1 Aralık 2008 Pazartesi

İdil'in Ada Sefası

Efendim geçen hafta süt iznimin olduğu Pazartesi annem,bakıcı ablamız ve İdil sultan'la Adalara gitmeye karar verdim.
Zaten hanım kızımız errrrkenden kalktığı için sabah hafta içi her sabah yaptığımız gibi kucacımın arabası ile anneme gittik.

Bizim hafta içi rutinimiz şöyle;
Sabah 05.45 kalkış
Semih giyinirken ben Potuk'un gözünü temizlerim, sürülecek merhemi varsa sürerim. Çünkü paşamız kuyruğunun altını yalaya yalaya yara yapar o yüzden sık sık merhem sürmek zorunda kalırız. O merhem yoksa gözleri bazen kızarır onu asit borikli suyla sileriz- asit deyince korkmayın veterinerimiz veriyor-o da olmadı kulakları kızardığı için kulak damlası damlatırım.
Semih Potuk'u tuvalete çıkarır
Ben Potuk'a mama koyarım, su koyarım.
İdil'e mama ve su hazırlarım
İdil'in bezini değiştirir, giysisini giydiririm.
Semih Potuk'la gelir.
Eşyaları alır saat en geç 06.10'de evden çıkarız. Dragos'tan annemin evinin olduğu Ayşekadın'a kadar arabayla gideriz.
Semih İdil'i alır annemin evine çıkarız saat 06.30 civarı
Bakıcı ablamız kahvemizi hazırlamış olur, onu içeriz, sigara içeriz.
Saat 06.45'te ben minibüsle tekrar Maltepe'ye gider oradan servisime binerim.
Semih arabayı annemin apartmanının parkına bırakır
06.50 Semih annemin ordan servise biner.
Akşam ben Maltepe'de servisten iner minibüsle annemin evine giderim saat 19.00 gibi annemde olurum
Semih 19.30-20.00 gibi anneme gelir
Hep beraber yemek yeriz
İdil'i, mamasını-suyunu alır eve gideriz.
Semih Potuk'u tuvalete çıkarır
Ailecek duş alırız birimiz İdil'i kucağında tutar, diğerimiz duşu tutar.
İdil'in duştan sonra bezi değiştirilir, mama hazırlanır
İdil yatağa yatırılır
Dönence çalıştırılır
İdil ağlar - uykusu vardır ama uyumak istemez.
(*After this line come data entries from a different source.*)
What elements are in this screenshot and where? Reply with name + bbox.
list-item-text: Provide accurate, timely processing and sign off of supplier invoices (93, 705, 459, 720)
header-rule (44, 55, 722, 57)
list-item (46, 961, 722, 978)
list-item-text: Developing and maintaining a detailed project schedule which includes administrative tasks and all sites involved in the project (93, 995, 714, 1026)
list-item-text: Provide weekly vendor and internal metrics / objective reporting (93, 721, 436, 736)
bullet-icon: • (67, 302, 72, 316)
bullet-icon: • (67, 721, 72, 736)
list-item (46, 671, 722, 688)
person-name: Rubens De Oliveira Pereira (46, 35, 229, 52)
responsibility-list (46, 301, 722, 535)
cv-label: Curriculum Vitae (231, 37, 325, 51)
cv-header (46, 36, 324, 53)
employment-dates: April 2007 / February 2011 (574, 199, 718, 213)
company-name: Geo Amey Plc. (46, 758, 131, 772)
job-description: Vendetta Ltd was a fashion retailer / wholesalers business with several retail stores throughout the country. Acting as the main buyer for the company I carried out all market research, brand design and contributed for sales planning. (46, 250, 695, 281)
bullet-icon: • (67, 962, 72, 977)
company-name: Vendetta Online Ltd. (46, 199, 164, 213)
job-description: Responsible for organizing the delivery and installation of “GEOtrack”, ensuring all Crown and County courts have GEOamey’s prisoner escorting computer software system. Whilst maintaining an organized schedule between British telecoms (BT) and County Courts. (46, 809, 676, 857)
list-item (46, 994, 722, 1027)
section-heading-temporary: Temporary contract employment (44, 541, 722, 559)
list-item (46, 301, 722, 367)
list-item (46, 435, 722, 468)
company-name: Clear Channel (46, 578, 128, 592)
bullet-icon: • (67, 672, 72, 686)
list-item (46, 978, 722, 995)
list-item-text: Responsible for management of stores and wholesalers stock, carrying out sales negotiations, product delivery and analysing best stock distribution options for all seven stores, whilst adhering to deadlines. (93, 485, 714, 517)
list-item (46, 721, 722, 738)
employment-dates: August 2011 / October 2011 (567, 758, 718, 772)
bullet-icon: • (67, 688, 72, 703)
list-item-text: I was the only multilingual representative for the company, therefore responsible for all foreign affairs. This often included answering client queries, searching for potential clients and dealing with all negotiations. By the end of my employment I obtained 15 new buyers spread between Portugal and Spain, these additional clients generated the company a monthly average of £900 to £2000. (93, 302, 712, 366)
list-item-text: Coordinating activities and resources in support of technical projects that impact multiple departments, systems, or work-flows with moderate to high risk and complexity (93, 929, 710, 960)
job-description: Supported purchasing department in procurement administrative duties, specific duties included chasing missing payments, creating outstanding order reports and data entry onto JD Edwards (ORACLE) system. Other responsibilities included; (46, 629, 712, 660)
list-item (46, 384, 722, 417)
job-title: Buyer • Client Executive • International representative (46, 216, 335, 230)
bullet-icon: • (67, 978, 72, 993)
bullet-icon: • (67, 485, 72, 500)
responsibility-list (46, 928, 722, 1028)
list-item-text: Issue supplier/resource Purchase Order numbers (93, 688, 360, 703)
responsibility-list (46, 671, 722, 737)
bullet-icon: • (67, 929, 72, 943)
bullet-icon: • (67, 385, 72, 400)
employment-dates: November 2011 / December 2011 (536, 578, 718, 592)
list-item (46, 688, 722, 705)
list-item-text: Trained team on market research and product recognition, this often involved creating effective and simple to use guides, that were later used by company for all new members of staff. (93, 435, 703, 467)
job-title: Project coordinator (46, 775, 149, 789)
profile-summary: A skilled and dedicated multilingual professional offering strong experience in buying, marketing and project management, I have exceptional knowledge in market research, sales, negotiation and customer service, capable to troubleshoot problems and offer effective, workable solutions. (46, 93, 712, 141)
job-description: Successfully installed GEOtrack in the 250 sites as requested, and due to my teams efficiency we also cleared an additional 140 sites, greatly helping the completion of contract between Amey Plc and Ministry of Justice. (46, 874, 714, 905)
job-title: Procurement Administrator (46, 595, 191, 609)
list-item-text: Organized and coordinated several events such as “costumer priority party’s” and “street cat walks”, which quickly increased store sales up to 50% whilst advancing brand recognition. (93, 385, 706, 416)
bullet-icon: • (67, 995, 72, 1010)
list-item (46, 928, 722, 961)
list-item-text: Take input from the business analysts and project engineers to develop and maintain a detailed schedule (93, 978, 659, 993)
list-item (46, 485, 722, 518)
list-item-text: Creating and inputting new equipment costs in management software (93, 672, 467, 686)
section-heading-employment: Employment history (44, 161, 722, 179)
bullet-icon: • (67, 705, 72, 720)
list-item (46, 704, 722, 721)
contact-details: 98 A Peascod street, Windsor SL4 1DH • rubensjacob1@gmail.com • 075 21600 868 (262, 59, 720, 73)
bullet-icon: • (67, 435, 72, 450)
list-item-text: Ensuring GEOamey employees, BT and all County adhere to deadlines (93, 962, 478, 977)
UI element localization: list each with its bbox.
Saat 21.00 civarıdır
Babamızın telefonundan Kazım Koyuncu şarkıları çalınır
İdil şarkıları dinlerken mama emer ya da su içer
İdil uyur gibi olur
Ben kalkarım içeri giderim
Yarım saat geçmeden İdil ağlayarak uyanır
Ben giderim kucağıma alırım
Bazen susar bazem susmaz
Tekrar yatağına yatırırım
Eğer şanslıysam 20 dk sonra uyur, değilsem 5-6 kez ağlar her defasında yanına gider kucağıma alır, sakinleştirir, tekrar yatırırım.
İdil uyuduktan sonra eğer saat çok geç değilse muhakkak Lost dizisinden bir kaç bölüm seyrederim.
Ben yatarım, Semih bazen tv seyreder bazen o da yatar.
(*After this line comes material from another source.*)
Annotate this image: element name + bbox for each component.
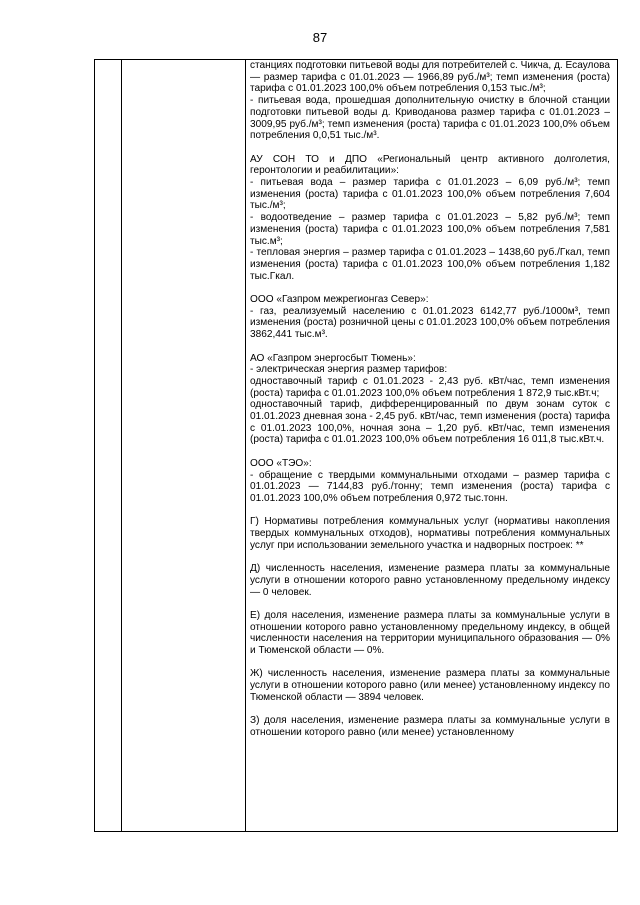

Bu rutinle sabah anneme geldim, hep beraber taksiyle Bostancı'ya gidip 07.45 vapuruna bindik. Heybeli'de arkadaşım oturuyor o yüzden oraya gittik.
Ordan kahvaltı için pastaneden poğaça aldık, bir kafede oturup yedik, içtik. Arkadaşım geldi, bizi alıp evine kahve içmeye götürdü. O gün doktor randevusu olduğu için çok kalmadık evinde. Dönüp faytonla ada turu yaptık. İdil hanım pür dikkat atları seyretti. Hiç uyumadı.

Dönüşte yemek yedik daha doğrusu KAZIK yedik. 3 kişi köfte- bir salata- 1 zeytinyağlı dolma 58 milyon tuttu!!!
Neyse sefamız olsun dedik ve 14.10 vapuru ile döndük.

Eve geldik bizimki halen uyumadı. Yani ne temiz hava ne fayton ne vapur bizim prensesi uyutmadı

Ama kendisini seven 2-3 kişiye ses çıkarmadı ve çok fazla ağlamadı Ada'da. O da bir ilerleme değil mi ama??